And that was when the mouse came running up from the bottom of the kitchen sink.
And I screamed. Not because I am scared of mice, but because the situation had surprised me. All of a sudden, walking through the house with residual dead fish guts to the bathroom didn’t seem like a bad idea. So I heeled it to the bathroom and cleaned up.
I think I have figured out what happened. This is exactly like the game of Clue.
The family went to bed. Puppy went into the kitchen and heard a mouse. She jumped on the counter to catch the mouse, (because otherwise she knows she is dead meat if I catch her on my counter) and the mouse hid under my skillet in the sink, which was waiting to go in the dishwasher. Meanwhile, Puppy was probably pacing on the counter, trying to figure out how to get to the mouse, and knocked Sonny and his/her Tupperware container on the floor.
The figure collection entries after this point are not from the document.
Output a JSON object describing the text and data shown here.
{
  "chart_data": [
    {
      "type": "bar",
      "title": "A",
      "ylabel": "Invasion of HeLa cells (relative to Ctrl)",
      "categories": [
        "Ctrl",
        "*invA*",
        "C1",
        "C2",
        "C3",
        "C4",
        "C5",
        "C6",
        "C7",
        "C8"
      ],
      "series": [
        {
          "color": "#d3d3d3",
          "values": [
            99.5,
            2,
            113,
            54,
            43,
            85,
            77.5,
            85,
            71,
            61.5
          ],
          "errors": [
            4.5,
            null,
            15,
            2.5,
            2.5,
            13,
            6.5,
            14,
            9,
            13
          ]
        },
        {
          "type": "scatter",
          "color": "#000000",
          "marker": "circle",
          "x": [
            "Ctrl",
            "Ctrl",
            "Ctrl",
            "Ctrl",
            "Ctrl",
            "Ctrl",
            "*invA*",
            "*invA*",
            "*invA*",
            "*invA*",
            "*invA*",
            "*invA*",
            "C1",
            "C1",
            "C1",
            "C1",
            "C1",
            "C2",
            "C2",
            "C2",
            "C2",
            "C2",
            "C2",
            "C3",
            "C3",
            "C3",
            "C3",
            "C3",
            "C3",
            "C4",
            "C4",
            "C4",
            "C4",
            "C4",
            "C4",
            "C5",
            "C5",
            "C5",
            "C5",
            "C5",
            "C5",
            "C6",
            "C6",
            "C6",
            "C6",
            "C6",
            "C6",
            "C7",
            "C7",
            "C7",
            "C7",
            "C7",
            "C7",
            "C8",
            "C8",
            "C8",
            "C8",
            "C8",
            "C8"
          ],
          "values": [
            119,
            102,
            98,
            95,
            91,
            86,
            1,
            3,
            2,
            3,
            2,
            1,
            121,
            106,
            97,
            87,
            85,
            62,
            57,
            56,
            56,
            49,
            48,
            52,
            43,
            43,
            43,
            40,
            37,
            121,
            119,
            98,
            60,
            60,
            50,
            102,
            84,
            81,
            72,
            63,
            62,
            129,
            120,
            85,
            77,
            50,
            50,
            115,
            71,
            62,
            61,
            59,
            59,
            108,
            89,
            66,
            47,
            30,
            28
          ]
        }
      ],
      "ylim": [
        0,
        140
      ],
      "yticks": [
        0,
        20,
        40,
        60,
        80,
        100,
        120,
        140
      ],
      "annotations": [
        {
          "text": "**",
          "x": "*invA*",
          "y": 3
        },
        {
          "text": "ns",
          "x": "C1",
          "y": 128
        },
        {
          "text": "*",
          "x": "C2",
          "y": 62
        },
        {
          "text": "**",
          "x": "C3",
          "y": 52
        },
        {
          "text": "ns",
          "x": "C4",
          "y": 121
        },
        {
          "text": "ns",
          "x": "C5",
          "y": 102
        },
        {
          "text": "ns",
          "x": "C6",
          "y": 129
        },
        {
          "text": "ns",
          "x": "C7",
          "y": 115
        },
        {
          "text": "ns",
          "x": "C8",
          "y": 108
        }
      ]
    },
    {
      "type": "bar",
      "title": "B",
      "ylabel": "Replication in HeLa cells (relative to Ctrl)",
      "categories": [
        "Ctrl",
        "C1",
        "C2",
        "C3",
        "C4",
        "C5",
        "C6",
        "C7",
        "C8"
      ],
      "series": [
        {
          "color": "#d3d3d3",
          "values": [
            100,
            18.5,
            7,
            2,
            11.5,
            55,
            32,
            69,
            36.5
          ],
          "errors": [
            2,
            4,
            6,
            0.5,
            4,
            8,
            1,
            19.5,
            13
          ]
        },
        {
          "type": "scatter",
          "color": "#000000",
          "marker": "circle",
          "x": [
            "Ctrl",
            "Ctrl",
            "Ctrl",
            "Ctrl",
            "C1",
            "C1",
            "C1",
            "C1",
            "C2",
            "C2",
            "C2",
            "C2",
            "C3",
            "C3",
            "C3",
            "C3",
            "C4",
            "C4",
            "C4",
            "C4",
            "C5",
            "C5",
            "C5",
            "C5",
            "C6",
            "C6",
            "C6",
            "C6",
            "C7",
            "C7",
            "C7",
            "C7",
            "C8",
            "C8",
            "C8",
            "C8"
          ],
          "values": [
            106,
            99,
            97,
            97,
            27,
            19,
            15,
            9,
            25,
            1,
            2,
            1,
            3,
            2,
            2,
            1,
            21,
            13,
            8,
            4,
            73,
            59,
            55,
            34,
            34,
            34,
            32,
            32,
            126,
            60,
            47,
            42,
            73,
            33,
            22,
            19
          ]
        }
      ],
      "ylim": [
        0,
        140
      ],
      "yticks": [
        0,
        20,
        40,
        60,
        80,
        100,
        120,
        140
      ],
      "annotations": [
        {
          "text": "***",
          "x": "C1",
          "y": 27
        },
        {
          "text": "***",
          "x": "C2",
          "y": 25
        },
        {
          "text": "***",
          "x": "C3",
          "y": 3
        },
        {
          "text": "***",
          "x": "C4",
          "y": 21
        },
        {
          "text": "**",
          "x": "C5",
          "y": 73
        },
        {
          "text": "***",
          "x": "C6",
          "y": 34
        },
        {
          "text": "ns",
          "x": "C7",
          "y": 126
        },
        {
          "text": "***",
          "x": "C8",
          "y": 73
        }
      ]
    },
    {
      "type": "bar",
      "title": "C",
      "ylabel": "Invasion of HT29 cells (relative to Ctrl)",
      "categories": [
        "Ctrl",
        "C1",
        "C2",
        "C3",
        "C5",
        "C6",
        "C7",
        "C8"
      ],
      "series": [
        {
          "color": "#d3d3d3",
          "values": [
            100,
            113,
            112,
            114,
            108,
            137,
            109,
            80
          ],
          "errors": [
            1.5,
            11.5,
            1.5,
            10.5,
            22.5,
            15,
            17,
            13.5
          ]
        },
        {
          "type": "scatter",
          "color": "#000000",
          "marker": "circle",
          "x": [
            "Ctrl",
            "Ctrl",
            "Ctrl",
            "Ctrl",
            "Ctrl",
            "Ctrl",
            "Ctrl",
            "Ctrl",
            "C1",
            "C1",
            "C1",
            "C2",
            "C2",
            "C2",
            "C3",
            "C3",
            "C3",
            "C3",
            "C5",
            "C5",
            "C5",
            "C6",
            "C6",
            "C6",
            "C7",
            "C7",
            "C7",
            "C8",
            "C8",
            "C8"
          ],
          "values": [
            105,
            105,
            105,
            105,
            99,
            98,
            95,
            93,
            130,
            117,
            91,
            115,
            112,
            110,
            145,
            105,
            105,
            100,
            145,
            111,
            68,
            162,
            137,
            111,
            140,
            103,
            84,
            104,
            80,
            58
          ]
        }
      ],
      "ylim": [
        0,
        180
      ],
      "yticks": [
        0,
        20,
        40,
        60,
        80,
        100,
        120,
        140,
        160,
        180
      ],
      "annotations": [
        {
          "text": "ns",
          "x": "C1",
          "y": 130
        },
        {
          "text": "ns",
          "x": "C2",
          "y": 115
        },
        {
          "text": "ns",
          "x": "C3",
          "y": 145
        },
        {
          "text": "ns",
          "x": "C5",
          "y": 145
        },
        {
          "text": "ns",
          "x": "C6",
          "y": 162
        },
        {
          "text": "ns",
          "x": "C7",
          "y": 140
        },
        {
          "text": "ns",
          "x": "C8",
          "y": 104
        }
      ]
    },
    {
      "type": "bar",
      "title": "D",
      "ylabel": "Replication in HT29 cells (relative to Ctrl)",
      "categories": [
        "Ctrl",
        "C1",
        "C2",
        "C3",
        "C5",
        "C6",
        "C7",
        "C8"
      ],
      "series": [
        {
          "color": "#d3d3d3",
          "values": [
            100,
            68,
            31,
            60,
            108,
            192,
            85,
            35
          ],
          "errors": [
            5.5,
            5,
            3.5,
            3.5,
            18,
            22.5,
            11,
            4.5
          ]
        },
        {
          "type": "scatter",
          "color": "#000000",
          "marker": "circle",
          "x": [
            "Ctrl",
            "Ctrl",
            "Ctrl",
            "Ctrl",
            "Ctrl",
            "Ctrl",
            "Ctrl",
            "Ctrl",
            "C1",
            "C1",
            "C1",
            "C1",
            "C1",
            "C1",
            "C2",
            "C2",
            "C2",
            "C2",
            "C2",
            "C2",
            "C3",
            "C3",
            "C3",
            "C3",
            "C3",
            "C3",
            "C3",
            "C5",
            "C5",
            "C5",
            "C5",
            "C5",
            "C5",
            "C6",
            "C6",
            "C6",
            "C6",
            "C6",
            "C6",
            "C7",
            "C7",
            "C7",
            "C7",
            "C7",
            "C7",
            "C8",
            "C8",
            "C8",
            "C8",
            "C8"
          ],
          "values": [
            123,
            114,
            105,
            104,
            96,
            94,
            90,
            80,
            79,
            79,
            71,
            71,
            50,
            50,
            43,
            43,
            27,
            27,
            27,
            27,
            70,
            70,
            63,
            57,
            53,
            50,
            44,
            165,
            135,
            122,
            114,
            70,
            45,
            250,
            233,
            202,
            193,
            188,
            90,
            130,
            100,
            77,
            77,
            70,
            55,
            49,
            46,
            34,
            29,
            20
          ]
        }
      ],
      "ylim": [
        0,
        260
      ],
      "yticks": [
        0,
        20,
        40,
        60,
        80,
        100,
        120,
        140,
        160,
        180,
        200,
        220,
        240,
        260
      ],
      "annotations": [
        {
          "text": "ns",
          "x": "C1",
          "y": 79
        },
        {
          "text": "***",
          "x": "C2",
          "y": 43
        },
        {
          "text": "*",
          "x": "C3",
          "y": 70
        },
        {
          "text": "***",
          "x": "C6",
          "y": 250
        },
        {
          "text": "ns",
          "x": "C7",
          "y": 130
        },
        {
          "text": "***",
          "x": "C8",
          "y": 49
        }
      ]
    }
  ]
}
Which knowing Puppy, probably scared the living daylights out of her. To which she hopped down off the counter and ran to our bedroom to hide. On top of me. Which woke me up, and made me realize that I had a headache. To which I went into the kitchen to get a drink and stepped on the “possibly living but most definitely dead” Sonny with a big bang and a boom. Meanwhile the mouse was still shaking under my skillet, and realized that if it didn’t get out of there soon, the sleepy looking blonde monster was going to find it and kill it. To which it hopped out of the sink and ran for better cover and made the sleepy blonde monster scream.
I don’t make this stuff up, people. Truth is fishier than fiction.